The aggregate fair value, at the dates of grant, of shares granted in 2016, 2015 and 2014 was $22 million, $23 million and $22 million, respectively. The total grant-date fair value of shares that vested during 2016, 2015 and 2014 was $15 million, $12 million and $15 million, respectively. The weighted-average grant-date fair value (per share) of shares granted during 2016, 2015 and 2014 was 20.77 Swiss francs, 21.54 Swiss francs and 20.35 Swiss francs, respectively.

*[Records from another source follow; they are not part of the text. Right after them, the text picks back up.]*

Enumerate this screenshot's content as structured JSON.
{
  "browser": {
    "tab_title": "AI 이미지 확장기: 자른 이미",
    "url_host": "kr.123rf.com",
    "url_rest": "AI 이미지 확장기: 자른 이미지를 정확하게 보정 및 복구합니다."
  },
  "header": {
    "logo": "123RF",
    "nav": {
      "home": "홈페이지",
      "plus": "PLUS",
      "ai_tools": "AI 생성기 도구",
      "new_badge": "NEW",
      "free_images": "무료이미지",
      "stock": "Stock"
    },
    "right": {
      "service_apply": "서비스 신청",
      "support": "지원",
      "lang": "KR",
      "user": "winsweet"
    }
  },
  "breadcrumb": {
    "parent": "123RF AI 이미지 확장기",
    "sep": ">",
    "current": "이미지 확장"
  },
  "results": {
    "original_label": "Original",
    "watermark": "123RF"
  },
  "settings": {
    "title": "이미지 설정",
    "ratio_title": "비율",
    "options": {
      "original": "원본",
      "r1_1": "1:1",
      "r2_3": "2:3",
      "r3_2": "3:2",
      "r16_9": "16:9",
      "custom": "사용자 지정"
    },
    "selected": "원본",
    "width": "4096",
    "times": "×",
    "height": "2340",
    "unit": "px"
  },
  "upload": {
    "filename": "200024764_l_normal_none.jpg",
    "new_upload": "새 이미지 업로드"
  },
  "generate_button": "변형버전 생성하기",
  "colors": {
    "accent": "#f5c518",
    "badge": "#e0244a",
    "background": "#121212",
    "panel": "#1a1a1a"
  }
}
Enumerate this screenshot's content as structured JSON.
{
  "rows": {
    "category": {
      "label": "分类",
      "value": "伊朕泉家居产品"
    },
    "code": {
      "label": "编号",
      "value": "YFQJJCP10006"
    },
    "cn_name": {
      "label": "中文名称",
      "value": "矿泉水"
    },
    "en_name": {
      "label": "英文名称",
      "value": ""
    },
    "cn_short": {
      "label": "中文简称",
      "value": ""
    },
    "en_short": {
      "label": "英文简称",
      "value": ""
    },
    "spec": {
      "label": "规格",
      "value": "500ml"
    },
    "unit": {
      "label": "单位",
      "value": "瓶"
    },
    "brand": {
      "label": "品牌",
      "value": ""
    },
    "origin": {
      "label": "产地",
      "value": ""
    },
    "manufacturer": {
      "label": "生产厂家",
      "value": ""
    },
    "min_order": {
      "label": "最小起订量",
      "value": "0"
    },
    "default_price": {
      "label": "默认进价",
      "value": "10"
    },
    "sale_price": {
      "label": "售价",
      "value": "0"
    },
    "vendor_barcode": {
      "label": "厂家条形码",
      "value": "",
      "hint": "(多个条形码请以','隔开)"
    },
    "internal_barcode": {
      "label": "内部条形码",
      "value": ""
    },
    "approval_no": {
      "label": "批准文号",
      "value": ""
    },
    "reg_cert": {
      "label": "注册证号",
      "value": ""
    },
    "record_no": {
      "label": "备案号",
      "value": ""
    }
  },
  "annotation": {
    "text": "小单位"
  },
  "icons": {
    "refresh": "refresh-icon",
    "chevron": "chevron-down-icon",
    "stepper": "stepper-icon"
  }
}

For the net income threshold component of the 2016 and 2015 LTIP launches, the fair value of the granted shares is based on the probability of reaching the threshold as well as on the market price of the ABB Ltd share at grant date for equity-settled awards and at each reporting date for cash-settled awards. For the earnings per share component of the LTIP launches, the fair value of granted shares is based on the market price of the ABB Ltd share at grant date for equity-settled awards and at each reporting date for cash-settled awards, as well as the probable outcome of the earnings per share achievement that would result in the vesting of the highest number of shares, as computed using a Monte Carlo simulation model. The main inputs to this model are the Company’s and external financial analysts’ revenue growth rates and Operational EBITA margin expectations. For the retention component under the 2014 LTIP launch, the fair value of granted shares for equity-settled awards is based on the market price of the ABB Ltd share on grant date and the fair value of granted shares for cash-settled awards is based on the market price of the ABB Ltd share at each reporting date.

Other share-based payments

The Company has other minor share-based payment arrangements with certain employees. The compensation cost related to these arrangements in 2016, 2015 and 2014 was not significant.